The world’s tiny but hugely successful Zoroastrian community was to confront a demographic crisis which threatens its very existence when it gathered en masse in its spiritual home of Mumbai over the weekend.
The four-day World Zoroastrian Congress, which started on Friday, brings together followers of one of the world’s oldest religions, many of whom are descended from Persians who fled to India to escape persecution more than 1,000 years ago.
Known as the Parsis, this group went on to become one of India’s wealthiest communities, closely linked to the rise of financial capital Mumbai. Famed members have included the industrialist Tata family and the late Queen singer Freddie Mercury, the son of Parsi migrants to Zanzibar.
However, the population of Parsis is quickly diminishing, with members divided over how best to preserve their religion and culture.
“Demographically there’s nothing you can do. It’s going down and down and it’s eventually going to disappear,” said Jehangir Patel, editor of Parsiana, a Mumbai-based magazine for the community.
Zoroastrians believe in one god, Ahura Mazda, and follow the teachings of the ancient Prophet Zoroaster. They worship in fire temples, believing fire to be a symbol of god’s purity.

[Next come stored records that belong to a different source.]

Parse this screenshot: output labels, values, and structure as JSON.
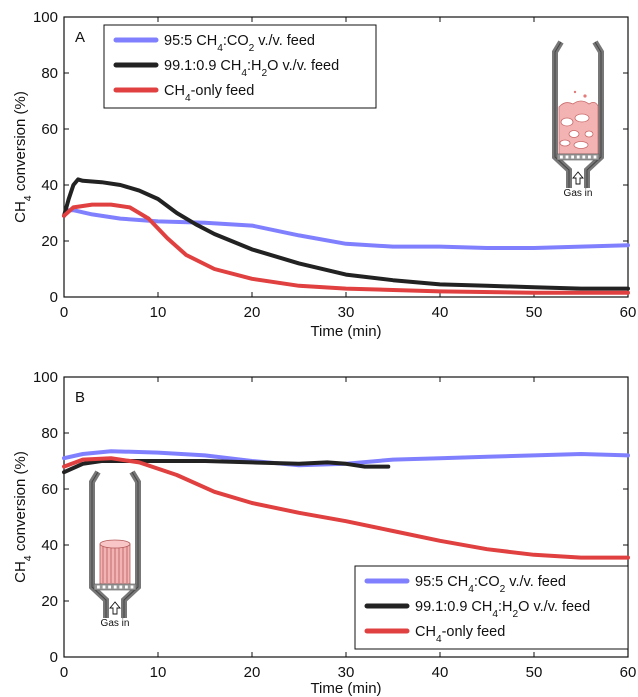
{
  "chart_data": [
    {
      "panel": "A",
      "type": "line",
      "title": "",
      "xlabel": "Time (min)",
      "ylabel": "CH4 conversion (%)",
      "xlim": [
        0,
        60
      ],
      "ylim": [
        0,
        100
      ],
      "xticks": [
        0,
        10,
        20,
        30,
        40,
        50,
        60
      ],
      "yticks": [
        0,
        20,
        40,
        60,
        80,
        100
      ],
      "grid": false,
      "legend_position": "top-left",
      "inset_label": "Gas in",
      "inset_type": "fluidized-bed",
      "series": [
        {
          "name": "95:5 CH4:CO2 v./v. feed",
          "color": "#8080ff",
          "points": [
            [
              0,
              29
            ],
            [
              0.5,
              31
            ],
            [
              1,
              31
            ],
            [
              3,
              29.5
            ],
            [
              6,
              28
            ],
            [
              10,
              27
            ],
            [
              15,
              26.5
            ],
            [
              20,
              25.5
            ],
            [
              25,
              22
            ],
            [
              30,
              19
            ],
            [
              35,
              18
            ],
            [
              40,
              18
            ],
            [
              45,
              17.5
            ],
            [
              50,
              17.5
            ],
            [
              55,
              18
            ],
            [
              60,
              18.5
            ]
          ]
        },
        {
          "name": "99.1:0.9 CH4:H2O v./v. feed",
          "color": "#222222",
          "points": [
            [
              0,
              29
            ],
            [
              0.5,
              35
            ],
            [
              1,
              40
            ],
            [
              1.5,
              42
            ],
            [
              2,
              41.5
            ],
            [
              4,
              41
            ],
            [
              6,
              40
            ],
            [
              8,
              38
            ],
            [
              10,
              35
            ],
            [
              12,
              30
            ],
            [
              14,
              26
            ],
            [
              16,
              22.5
            ],
            [
              20,
              17
            ],
            [
              25,
              12
            ],
            [
              30,
              8
            ],
            [
              35,
              6
            ],
            [
              40,
              4.5
            ],
            [
              45,
              4
            ],
            [
              50,
              3.5
            ],
            [
              55,
              3
            ],
            [
              60,
              3
            ]
          ]
        },
        {
          "name": "CH4-only feed",
          "color": "#e04040",
          "points": [
            [
              0,
              29
            ],
            [
              1,
              32
            ],
            [
              3,
              33
            ],
            [
              5,
              33
            ],
            [
              7,
              32
            ],
            [
              9,
              28
            ],
            [
              11,
              21
            ],
            [
              13,
              15
            ],
            [
              16,
              10
            ],
            [
              20,
              6.5
            ],
            [
              25,
              4
            ],
            [
              30,
              3
            ],
            [
              35,
              2.5
            ],
            [
              40,
              2
            ],
            [
              50,
              1.5
            ],
            [
              60,
              1.5
            ]
          ]
        }
      ]
    },
    {
      "panel": "B",
      "type": "line",
      "title": "",
      "xlabel": "Time (min)",
      "ylabel": "CH4 conversion (%)",
      "xlim": [
        0,
        60
      ],
      "ylim": [
        0,
        100
      ],
      "xticks": [
        0,
        10,
        20,
        30,
        40,
        50,
        60
      ],
      "yticks": [
        0,
        20,
        40,
        60,
        80,
        100
      ],
      "grid": false,
      "legend_position": "bottom-right",
      "inset_label": "Gas in",
      "inset_type": "monolith",
      "series": [
        {
          "name": "95:5 CH4:CO2 v./v. feed",
          "color": "#8080ff",
          "points": [
            [
              0,
              71
            ],
            [
              2,
              72.5
            ],
            [
              5,
              73.5
            ],
            [
              10,
              73
            ],
            [
              15,
              72
            ],
            [
              20,
              70
            ],
            [
              25,
              68.5
            ],
            [
              30,
              69
            ],
            [
              35,
              70.5
            ],
            [
              40,
              71
            ],
            [
              45,
              71.5
            ],
            [
              50,
              72
            ],
            [
              55,
              72.5
            ],
            [
              60,
              72
            ]
          ]
        },
        {
          "name": "99.1:0.9 CH4:H2O v./v. feed",
          "color": "#222222",
          "points": [
            [
              0,
              66
            ],
            [
              2,
              69
            ],
            [
              4,
              70
            ],
            [
              6,
              70
            ],
            [
              10,
              70
            ],
            [
              15,
              70
            ],
            [
              20,
              69.5
            ],
            [
              25,
              69
            ],
            [
              28,
              69.5
            ],
            [
              30,
              69
            ],
            [
              32,
              68
            ],
            [
              34.5,
              68
            ]
          ]
        },
        {
          "name": "CH4-only feed",
          "color": "#e04040",
          "points": [
            [
              0,
              68
            ],
            [
              2,
              70.5
            ],
            [
              5,
              71
            ],
            [
              8,
              69.5
            ],
            [
              12,
              65
            ],
            [
              16,
              59
            ],
            [
              20,
              55
            ],
            [
              25,
              51.5
            ],
            [
              30,
              48.5
            ],
            [
              35,
              45
            ],
            [
              40,
              41.5
            ],
            [
              45,
              38.5
            ],
            [
              50,
              36.5
            ],
            [
              55,
              35.5
            ],
            [
              60,
              35.5
            ]
          ]
        }
      ]
    }
  ]
}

Scattered across countries including Iran, the US and Britain, their estimated numbers have dropped by more than 10 percent between 2004 and last year to fewer than 112,000 people.

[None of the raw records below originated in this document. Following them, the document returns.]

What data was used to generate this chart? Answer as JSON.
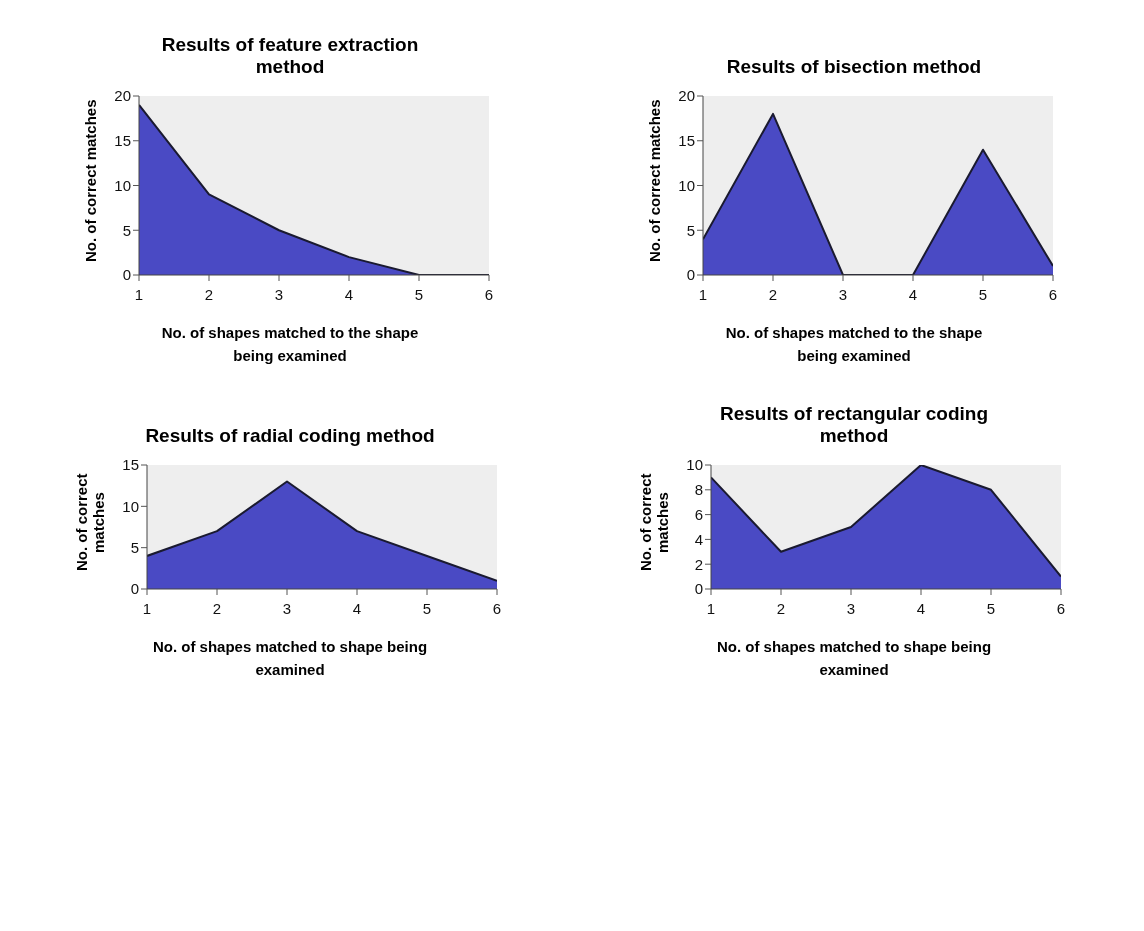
{
  "chart_data": [
    {
      "type": "area",
      "title": "Results of feature extraction method",
      "xlabel": "No. of shapes matched to the shape being examined",
      "ylabel": "No. of correct matches",
      "x": [
        1,
        2,
        3,
        4,
        5,
        6
      ],
      "values": [
        19,
        9,
        5,
        2,
        0,
        0
      ],
      "color": "#4a4ac4",
      "xlim": [
        1,
        6
      ],
      "xticks": [
        1,
        2,
        3,
        4,
        5,
        6
      ],
      "ylim": [
        0,
        20
      ],
      "yticks": [
        0,
        5,
        10,
        15,
        20
      ]
    },
    {
      "type": "area",
      "title": "Results of bisection method",
      "xlabel": "No. of shapes matched to the shape being examined",
      "ylabel": "No. of correct matches",
      "x": [
        1,
        2,
        3,
        4,
        5,
        6
      ],
      "values": [
        4,
        18,
        0,
        0,
        14,
        1
      ],
      "color": "#4a4ac4",
      "xlim": [
        1,
        6
      ],
      "xticks": [
        1,
        2,
        3,
        4,
        5,
        6
      ],
      "ylim": [
        0,
        20
      ],
      "yticks": [
        0,
        5,
        10,
        15,
        20
      ]
    },
    {
      "type": "area",
      "title": "Results of radial coding method",
      "xlabel": "No. of shapes matched to shape being examined",
      "ylabel": "No. of correct matches",
      "x": [
        1,
        2,
        3,
        4,
        5,
        6
      ],
      "values": [
        4,
        7,
        13,
        7,
        4,
        1
      ],
      "color": "#4a4ac4",
      "xlim": [
        1,
        6
      ],
      "xticks": [
        1,
        2,
        3,
        4,
        5,
        6
      ],
      "ylim": [
        0,
        15
      ],
      "yticks": [
        0,
        5,
        10,
        15
      ]
    },
    {
      "type": "area",
      "title": "Results of rectangular coding method",
      "xlabel": "No. of shapes matched to shape being examined",
      "ylabel": "No. of correct matches",
      "x": [
        1,
        2,
        3,
        4,
        5,
        6
      ],
      "values": [
        9,
        3,
        5,
        10,
        8,
        1
      ],
      "color": "#4a4ac4",
      "xlim": [
        1,
        6
      ],
      "xticks": [
        1,
        2,
        3,
        4,
        5,
        6
      ],
      "ylim": [
        0,
        10
      ],
      "yticks": [
        0,
        2,
        4,
        6,
        8,
        10
      ]
    }
  ]
}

In India, where most Zoroastrians live, the numbers have halved since 1940 to about 61,000.
Every year, Mumbai sees about 850 Parsi deaths and about 200 births, with the largely well-educated and well-off group tending to marry late — or not at all — and opting for smaller families, Patel said.

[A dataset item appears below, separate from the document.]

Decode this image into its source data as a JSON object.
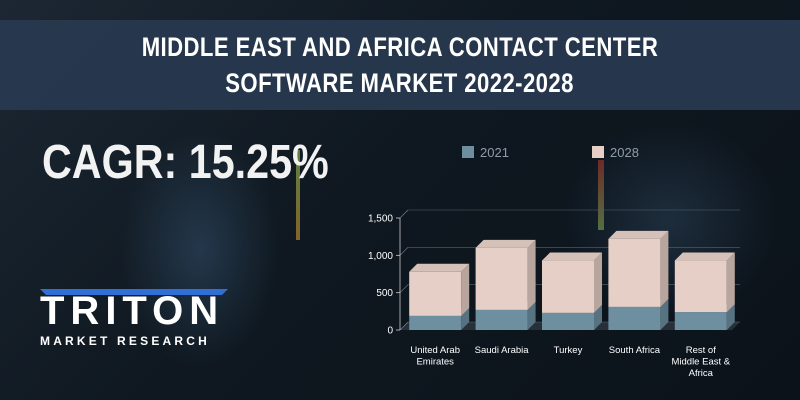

Alarmed by the figures, and despite worries about a boom in the wider population, India’s government is about to launch an IVF scheme for the Parsis, who have earned a reputation for good business sense and honesty.
“It’s a step in the right direction,” said gynecologist Anahita Pandole, who has worked on a similar fertility scheme for Parsis in Mumbai for nearly a decade, and said they often waited until their mid-to-late 30s to have children.
However, some believe more drastic action is needed to boost the traditionally closed community — being a Parsi-Zoroastrian is currently inherited only through the male line.
If a Parsi woman marries a non-Zoroastrian, her children are barred from entering Mumbai’s fire temples or the Towers of Silence, where Parsi bodies are laid after death to be consumed by vultures.
“It’s basically politics of apartheid. It’s discrimination on the basis of race and sex,” Patel said.
Traditionalists say the rules are essential to preserve their identity, which combines religion and ethnicity.
The Bombay Parsi Punchayet, the leading Parsi organization, is one of Mumbai’s largest landlords with 5,500 apartments offered at subsidized rates exclusively for Parsi-Zoroastrians, discouraging intermarriage.
“We want to increase the number of Parsis and if our community members marry out, in four generations the ethnicity of the community is going to disappear,” Punchayet trustee Khojeste Mistree said. “These are the rules of the religious club and you have to follow them. You have every right to opt out of the club and leave.”
The Punchayet has banned two priests for performing religious initiations for the children of women who married out, and ceremonies for Zoroastrians who chose to be cremated. A high court quashed the decision and the matter is with India’s Supreme Court.